EdebiyatKültür-SanatYaşam

Kadife Kaplı Paris Defterim 5

Kadife Kaplı Paris Defterim 5

5.

Nisan ayı, bilgisayarımla da olsa birkaç günlüğüne Türkiye’ye gitmenin bir yolunu buluyorum. Annemin yanına geçmeyi planlıyorum. Böylece keyifle uzaktan çalışacağım. Mesai dediğin hızla geçen, biten bir şey. Avşa’ya gidiyorum. Zaten Avşa’yı delicesine özlemişim. Dalgalan deniz, kop fırtına ben geliyorum.

Günü ayrı doğar, gecesi ayrı batar. Boş sokaklar, kapalı dükkanlar, berrak deniz. Marmara kararsızdır bu mevsimde, bir hırçınlaşacak sanırsın sonra sakinleşiverir. Saman alevi gibidir. Siz yine de öfkelendirmeyin rüzgarı. Asıl odur elebaşı.

Bizim ev denize yürüyerek beş – on dakikadır. Evin ferah bir balkonu vardır. O balkonun yılların eskitemediği sandalyesinde oturdum, çay içiyorum. Zeytinyağlı biber dolması ve börek getiriyor annem. Erik ağacının dallarını titretiyor rüzgar, ufak bir ürperme geliyor. Bir ikinci yeni şiiri geçiyor aklımdan. Kuşların sesine aldırış etmiyorum. Rüzgar sertleşmeye başladı. Avşa hep böyledir işte. İçeri girdim. Bu evi doğduğumdan beri bilirim.

Küçük sarışın bir kız, şarkılarıyla neşesiyle çiçek gibi açarmış mahallede. Çok severmiş konser versin tek tek tüm evlerde. Denizi de severmiş küçük kız. Daha bebeklikten yengeç yengeç denize kaçarmış kumların üzerinden. Önce simidi bırakmış, sonra da kolluğu. Ama annesi pek yemek yediremezmiş bizimkine. Perişan olurmuş peşinden, sahillere meyveler, çorbalar gelirmiş de küçük kız bana mısın demezmiş. Yengesi yedirirmiş yemeklerini, ona nazı geçmezmiş. İnadı annesineymiş herhalde.

Küçük kız, bebek arabasıyla gezerken halkını selamlarmış. Herkes bayılırmış bu sarışın bebeğe, mahallenin çocukları sırayla bir o yana bir bu yana gezdirirlermiş. Oyun çağına gelince üst mahallenin, yan mahallenin çocuklarıyla arkadaş olmuş küçük kız.

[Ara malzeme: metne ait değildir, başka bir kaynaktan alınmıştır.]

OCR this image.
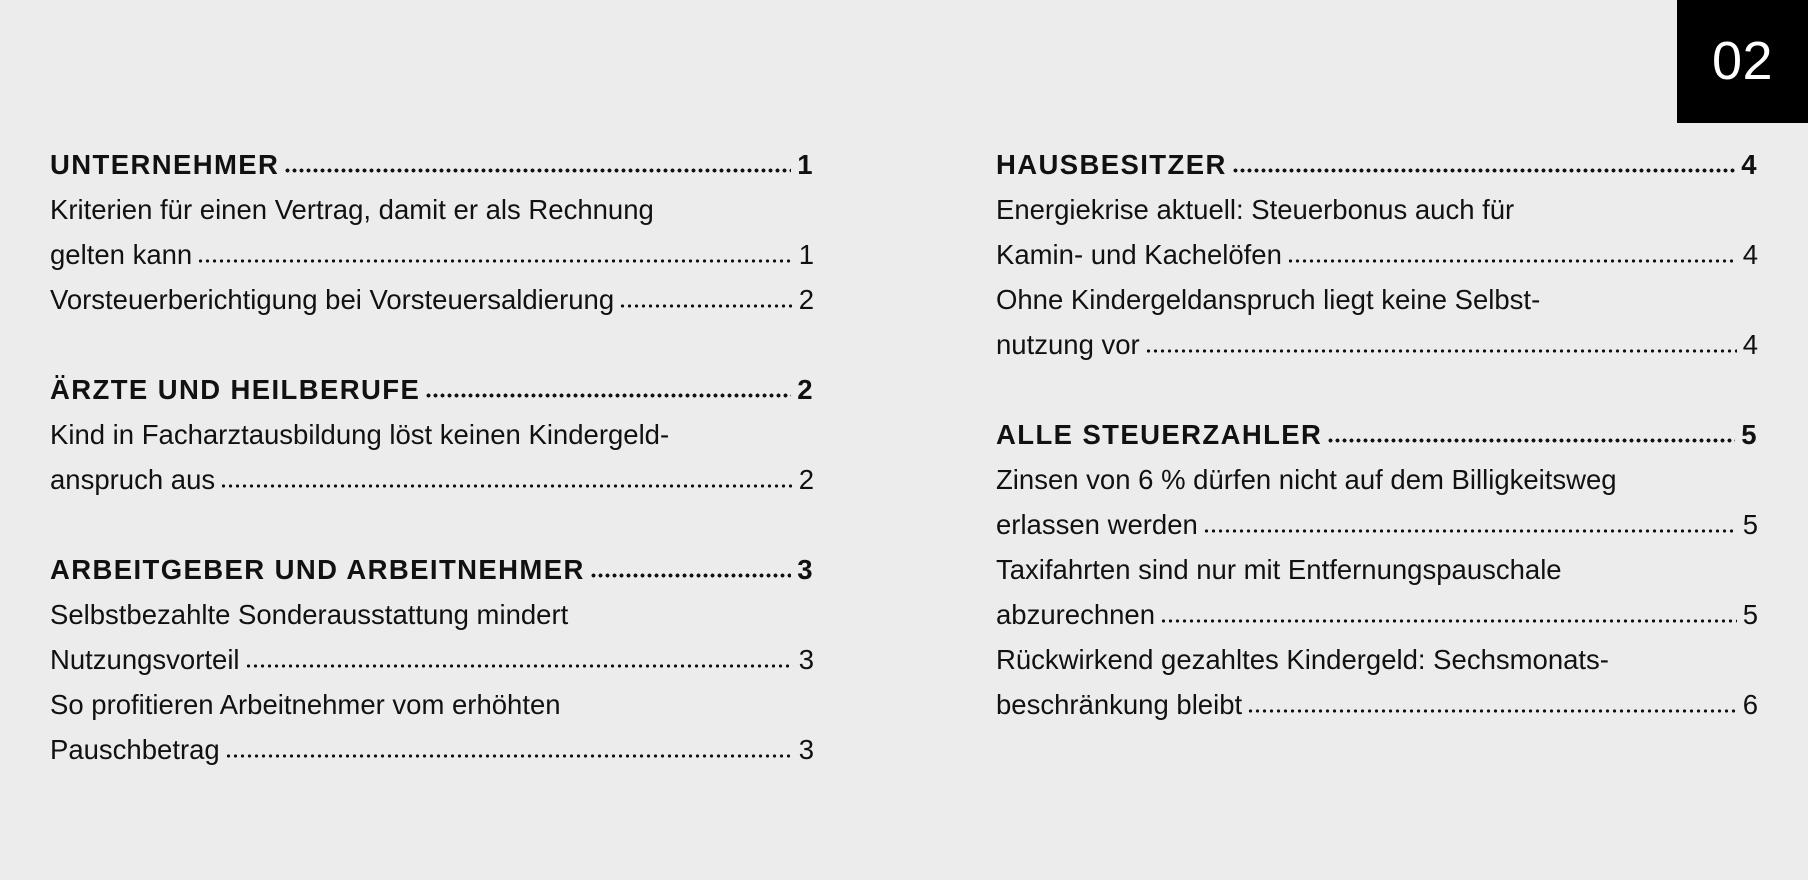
02
UNTERNEHMER	1
Kriterien für einen Vertrag, damit er als Rechnung
gelten kann	1
Vorsteuerberichtigung bei Vorsteuersaldierung	2
ÄRZTE UND HEILBERUFE	2
Kind in Facharztausbildung löst keinen Kindergeld-
anspruch aus	2
ARBEITGEBER UND ARBEITNEHMER	3
Selbstbezahlte Sonderausstattung mindert
Nutzungsvorteil	3
So profitieren Arbeitnehmer vom erhöhten
Pauschbetrag	3
HAUSBESITZER	4
Energiekrise aktuell: Steuerbonus auch für
Kamin- und Kachelöfen	4
Ohne Kindergeldanspruch liegt keine Selbst-
nutzung vor	4
ALLE STEUERZAHLER	5
Zinsen von 6 % dürfen nicht auf dem Billigkeitsweg
erlassen werden	5
Taxifahrten sind nur mit Entfernungspauschale
abzurechnen	5
Rückwirkend gezahltes Kindergeld: Sechsmonats-
beschränkung bleibt	6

Yazlıkçı çocukları, kışlıkçı çocukları, hepsiyle oyunlar oynarmış. Farklı kültürler, sosyo-ekonomik seviyeler umurunda değilmiş çocukların.

Küfür bile öğrenmiş küçük kız çocuklardan birinden. Balkondan bağırmış bir gün arkadaşına. Annesi çok şaşırmış, küçük kıza yakışmazmış öyle konuşmak. Ne güzelmiş çocuk olmak, kapı önünde kumdan çamur, çamurdan dünyalar yaratmak.

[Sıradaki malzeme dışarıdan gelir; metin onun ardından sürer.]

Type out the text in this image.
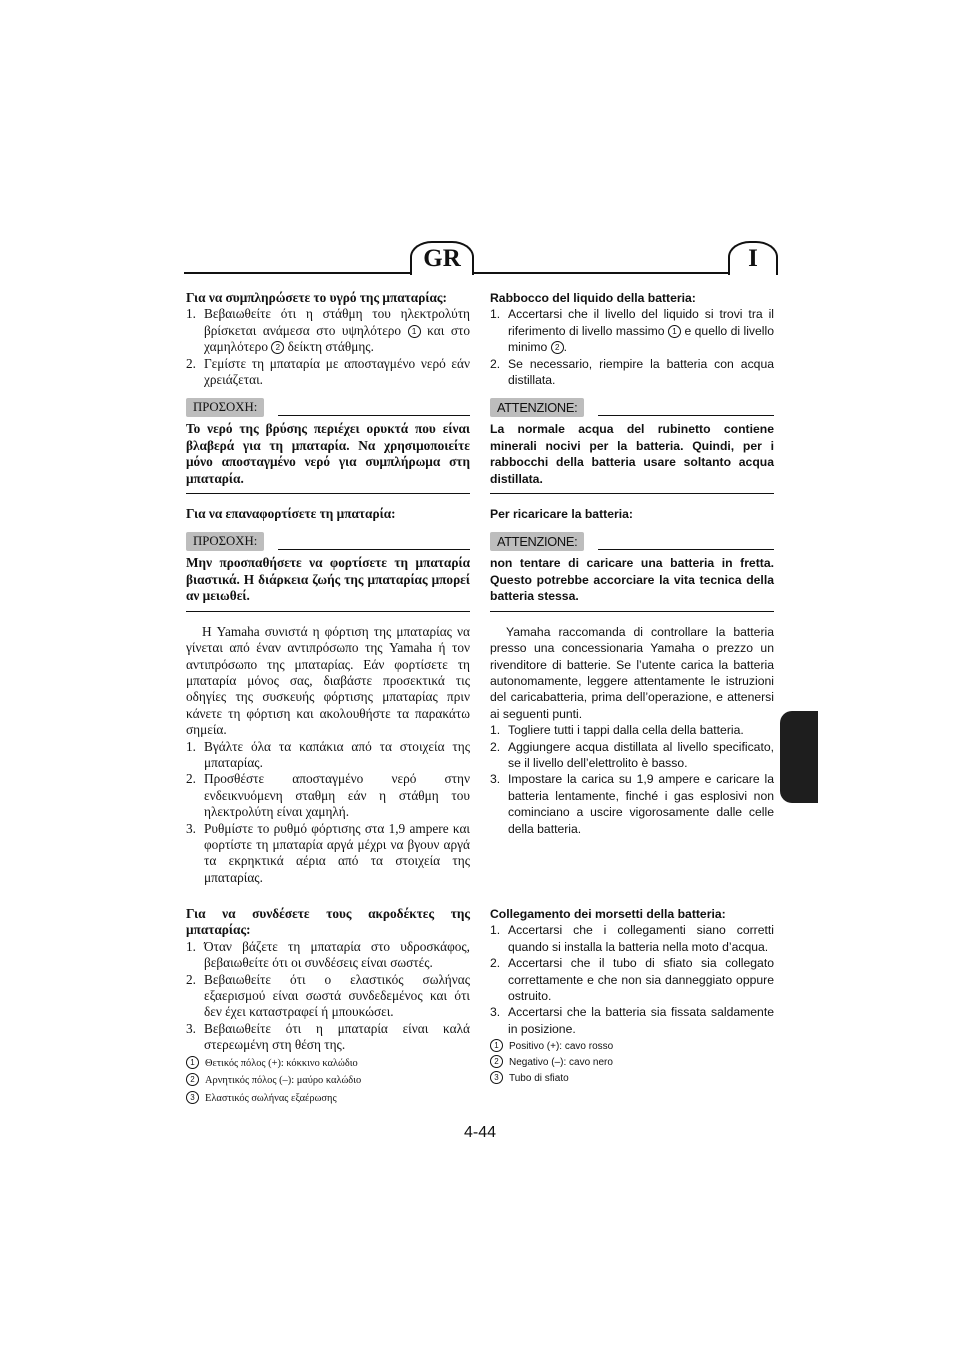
GR	I

Για να συμπληρώσετε το υγρό της μπαταρίας:

1. Βεβαιωθείτε ότι η στάθμη του ηλεκτρολύτη βρίσκεται ανάμεσα στο υψηλότερο 1 και στο χαμηλότερο 2 δείκτη στάθμης.
2. Γεμίστε τη μπαταρία με αποσταγμένο νερό εάν χρειάζεται.
ΠΡΟΣΟΧΗ:

Το νερό της βρύσης περιέχει ορυκτά που είναι βλαβερά για τη μπαταρία. Να χρησιμοποιείτε μόνο αποσταγμένο νερό για συμπλήρωμα στη μπαταρία.

Για να επαναφορτίσετε τη μπαταρία:

ΠΡΟΣΟΧΗ:

Μην προσπαθήσετε να φορτίσετε τη μπαταρία βιαστικά. Η διάρκεια ζωής της μπαταρίας μπορεί αν μειωθεί.

Η Yamaha συνιστά η φόρτιση της μπαταρίας να γίνεται από έναν αντιπρόσωπο της Yamaha ή τον αντιπρόσωπο της μπαταρίας. Εάν φορτίσετε τη μπαταρία μόνος σας, διαβάστε προσεκτικά τις οδηγίες της συσκευής φόρτισης μπαταρίας πριν κάνετε τη φόρτιση και ακολουθήστε τα παρακάτω σημεία.

1. Βγάλτε όλα τα καπάκια από τα στοιχεία της μπαταρίας.
2. Προσθέστε αποσταγμένο νερό στην ενδεικνυόμενη σταθμη εάν η στάθμη του ηλεκτρολύτη είναι χαμηλή.
3. Ρυθμίστε το ρυθμό φόρτισης στα 1,9 ampere και φορτίστε τη μπαταρία αργά μέχρι να βγουν αργά τα εκρηκτικά αέρια από τα στοιχεία της μπαταρίας.

Rabbocco del liquido della batteria:

1. Accertarsi che il livello del liquido si trovi tra il riferimento di livello massimo 1 e quello di livello minimo 2 .
2. Se necessario, riempire la batteria con acqua distillata.
ATTENZIONE:

La normale acqua del rubinetto contiene minerali nocivi per la batteria. Quindi, per i rabbocchi della batteria usare soltanto acqua distillata.

Per ricaricare la batteria:

ATTENZIONE:

non tentare di caricare una batteria in fretta. Questo potrebbe accorciare la vita tecnica della batteria stessa.

Yamaha raccomanda di controllare la batteria presso una concessionaria Yamaha o prezzo un rivenditore di batterie. Se l’utente carica la batteria autonomamente, leggere attentamente le istruzioni del caricabatteria, prima dell’operazione, e attenersi ai seguenti punti.

1. Togliere tutti i tappi dalla cella della batteria.
2. Aggiungere acqua distillata al livello specificato, se il livello dell’elettrolito è basso.
3. Impostare la carica su 1,9 ampere e caricare la batteria lentamente, finché i gas esplosivi non cominciano a uscire vigorosamente dalle celle della batteria.

Για να συνδέσετε τους ακροδέκτες της μπαταρίας:

1. Όταν βάζετε τη μπαταρία στο υδροσκάφος, βεβαιωθείτε ότι οι συνδέσεις είναι σωστές.
2. Βεβαιωθείτε ότι ο ελαστικός σωλήνας εξαερισμού είναι σωστά συνδεδεμένος και ότι δεν έχει καταστραφεί ή μπουκώσει.
3. Βεβαιωθείτε ότι η μπαταρία είναι καλά στερεωμένη στη θέση της.

1 Θετικός πόλος (+): κόκκινο καλώδιο

2 Αρνητικός πόλος (–): μαύρο καλώδιο

3 Ελαστικός σωλήνας εξαέρωσης

Collegamento dei morsetti della batteria:

1. Accertarsi che i collegamenti siano corretti quando si installa la batteria nella moto d’acqua.
2. Accertarsi che il tubo di sfiato sia collegato correttamente e che non sia danneggiato oppure ostruito.
3. Accertarsi che la batteria sia fissata saldamente in posizione.

1 Positivo (+): cavo rosso

2 Negativo (–): cavo nero

3 Tubo di sfiato

4-44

Eski yastıkları, minderleri alıp evler kurarlarmış arkadaşlarıyla. Bir gün küsmüş iki ayrı grup. Küçük kıza demiş ki biri “Ya onlarla konuşacaksın ya bizimle.” Küçük kız ne yapsın bilememiş, duyduğu en saçma şeymiş. O gün başlamış stratejiler kurmaya. Büyümenin ne demek olduğunu anlamaya.

Tekrar çıkıyorum balkona. Bir çay daha koyuyorum fincanıma, avucumun içine alıp ısınıyorum.